Technology has certainly made life more convenient for everyone, including many here in Wheat Ridge County, Colorado. However, as great as technology is in a number of situations, it may not be as effective when it comes to divorce. The end of a marriage is a complicated process and in this aspect, going through a traditional divorce and seeking the guidance of a family law professional can still be the best option. Consider the following online versus traditional divorce scenarios.

Unearthing and evaluating a couple’s assets can be tougher in an online divorce. In this situation, a spouse can be given the opportunity to move and hide assets. This is especially true if a spouse believes that a divorce is going to be filed. However, in a traditional divorce, marital assets are frozen by the court once a divorce is filed.

Looking out for liabilities may also be tougher the online way. In a divorce, assets are generally easier to unearth than liabilities. Liabilities are an unfortunate surprise during a divorce and can severely change the landscape of property division. A legal professional can ask the right questions to weed out possible liabilities. However, in an online divorce, access to information can be limited.

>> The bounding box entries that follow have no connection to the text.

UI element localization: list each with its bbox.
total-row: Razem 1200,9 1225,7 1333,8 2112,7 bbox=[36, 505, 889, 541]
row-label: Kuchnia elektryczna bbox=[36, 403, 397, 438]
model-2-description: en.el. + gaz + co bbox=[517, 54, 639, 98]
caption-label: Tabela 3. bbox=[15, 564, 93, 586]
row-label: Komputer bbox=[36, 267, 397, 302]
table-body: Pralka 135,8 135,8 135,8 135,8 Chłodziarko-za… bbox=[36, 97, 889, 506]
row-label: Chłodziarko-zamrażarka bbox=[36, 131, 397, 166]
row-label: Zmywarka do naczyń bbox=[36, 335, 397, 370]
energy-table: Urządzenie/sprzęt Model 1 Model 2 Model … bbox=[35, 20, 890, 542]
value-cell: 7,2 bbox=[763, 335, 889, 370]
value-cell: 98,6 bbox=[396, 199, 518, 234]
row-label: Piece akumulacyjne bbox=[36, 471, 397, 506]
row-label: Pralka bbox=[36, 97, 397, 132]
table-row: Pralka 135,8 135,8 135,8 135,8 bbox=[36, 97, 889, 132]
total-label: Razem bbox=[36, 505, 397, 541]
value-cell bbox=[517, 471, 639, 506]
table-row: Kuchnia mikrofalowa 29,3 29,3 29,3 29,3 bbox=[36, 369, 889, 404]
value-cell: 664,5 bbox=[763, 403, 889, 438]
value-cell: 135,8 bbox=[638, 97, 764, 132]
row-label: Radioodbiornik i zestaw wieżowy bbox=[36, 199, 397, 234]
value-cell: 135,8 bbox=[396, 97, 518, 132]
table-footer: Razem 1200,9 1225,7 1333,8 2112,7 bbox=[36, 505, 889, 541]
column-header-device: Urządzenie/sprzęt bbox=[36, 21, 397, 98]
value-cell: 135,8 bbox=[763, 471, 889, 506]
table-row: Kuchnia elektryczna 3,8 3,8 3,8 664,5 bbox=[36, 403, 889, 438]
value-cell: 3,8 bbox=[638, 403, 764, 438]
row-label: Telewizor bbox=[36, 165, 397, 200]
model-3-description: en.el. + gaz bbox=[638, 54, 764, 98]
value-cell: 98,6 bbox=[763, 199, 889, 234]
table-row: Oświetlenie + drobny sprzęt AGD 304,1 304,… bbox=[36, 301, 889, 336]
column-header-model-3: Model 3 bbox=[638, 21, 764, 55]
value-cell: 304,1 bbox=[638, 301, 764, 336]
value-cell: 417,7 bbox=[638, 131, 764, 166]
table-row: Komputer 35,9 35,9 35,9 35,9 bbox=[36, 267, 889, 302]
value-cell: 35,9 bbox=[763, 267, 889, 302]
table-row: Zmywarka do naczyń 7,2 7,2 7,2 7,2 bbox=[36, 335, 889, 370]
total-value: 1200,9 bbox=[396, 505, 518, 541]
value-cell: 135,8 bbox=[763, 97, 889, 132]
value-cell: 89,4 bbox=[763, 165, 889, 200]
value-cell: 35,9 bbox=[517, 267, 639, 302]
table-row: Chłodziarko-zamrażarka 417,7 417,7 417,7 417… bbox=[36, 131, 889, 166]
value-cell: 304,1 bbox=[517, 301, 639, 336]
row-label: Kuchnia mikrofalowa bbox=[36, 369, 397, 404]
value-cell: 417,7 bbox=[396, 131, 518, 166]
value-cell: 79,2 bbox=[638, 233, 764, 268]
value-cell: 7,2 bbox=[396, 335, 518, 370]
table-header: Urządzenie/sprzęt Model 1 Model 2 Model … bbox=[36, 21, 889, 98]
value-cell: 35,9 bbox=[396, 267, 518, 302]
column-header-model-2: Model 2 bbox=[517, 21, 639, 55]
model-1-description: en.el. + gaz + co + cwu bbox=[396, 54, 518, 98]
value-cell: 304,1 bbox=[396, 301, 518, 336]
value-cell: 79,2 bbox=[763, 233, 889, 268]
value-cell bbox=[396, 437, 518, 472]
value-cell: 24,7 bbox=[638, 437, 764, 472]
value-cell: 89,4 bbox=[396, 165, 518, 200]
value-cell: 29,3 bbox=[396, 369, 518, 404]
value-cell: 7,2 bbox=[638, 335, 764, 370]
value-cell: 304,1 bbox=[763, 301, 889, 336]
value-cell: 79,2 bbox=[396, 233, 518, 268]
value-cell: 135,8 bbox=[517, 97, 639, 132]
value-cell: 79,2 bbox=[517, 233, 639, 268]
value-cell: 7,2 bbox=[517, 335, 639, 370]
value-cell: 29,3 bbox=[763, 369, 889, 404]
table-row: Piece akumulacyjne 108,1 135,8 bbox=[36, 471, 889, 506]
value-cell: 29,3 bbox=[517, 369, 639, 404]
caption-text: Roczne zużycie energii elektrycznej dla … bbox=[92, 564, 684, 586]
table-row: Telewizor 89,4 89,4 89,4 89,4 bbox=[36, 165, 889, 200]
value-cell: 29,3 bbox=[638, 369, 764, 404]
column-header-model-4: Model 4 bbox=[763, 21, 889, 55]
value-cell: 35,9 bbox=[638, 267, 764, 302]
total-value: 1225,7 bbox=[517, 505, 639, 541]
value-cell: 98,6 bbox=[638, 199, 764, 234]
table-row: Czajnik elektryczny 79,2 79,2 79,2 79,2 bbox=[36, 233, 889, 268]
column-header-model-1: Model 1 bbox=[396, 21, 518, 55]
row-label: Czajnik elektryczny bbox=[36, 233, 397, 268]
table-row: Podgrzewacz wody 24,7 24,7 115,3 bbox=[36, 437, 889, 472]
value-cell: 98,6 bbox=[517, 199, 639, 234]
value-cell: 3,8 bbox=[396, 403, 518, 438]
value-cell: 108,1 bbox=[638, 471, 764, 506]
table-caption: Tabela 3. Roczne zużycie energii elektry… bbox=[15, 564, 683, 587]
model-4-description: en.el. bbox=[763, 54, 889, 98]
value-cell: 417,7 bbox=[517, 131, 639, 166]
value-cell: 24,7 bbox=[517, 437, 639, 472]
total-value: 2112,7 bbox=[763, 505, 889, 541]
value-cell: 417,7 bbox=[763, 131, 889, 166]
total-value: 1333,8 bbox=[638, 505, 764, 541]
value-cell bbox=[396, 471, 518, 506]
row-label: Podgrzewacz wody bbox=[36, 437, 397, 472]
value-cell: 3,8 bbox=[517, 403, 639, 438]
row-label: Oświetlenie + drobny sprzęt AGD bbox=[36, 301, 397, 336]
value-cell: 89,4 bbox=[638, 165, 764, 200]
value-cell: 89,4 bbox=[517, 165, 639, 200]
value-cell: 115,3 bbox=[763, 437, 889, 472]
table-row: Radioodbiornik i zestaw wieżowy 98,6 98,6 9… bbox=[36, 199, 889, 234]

Another thing to consider is that online divorce lacks empathy. In calculating child support and alimony, an online divorce can seem to have an edge. Child and spousal support are not just about math, though; they are about empathy as well. Important factors like lifestyle, health, medical history and a child’s emotional state cannot be properly measured in an online divorce.

Understand that an online divorce cannot handle the most sensitive aspect of a divorce: child custody. An online divorce can deal with the intricacies of providing a mutually beneficial arrangement for parents that is also aimed at the best interest of a child.

Going the traditional route may seem “old school” to some Wheat Ridge County residents, but there is no denying its value. Online divorce may seem ground-breaking, but it does have its limitations.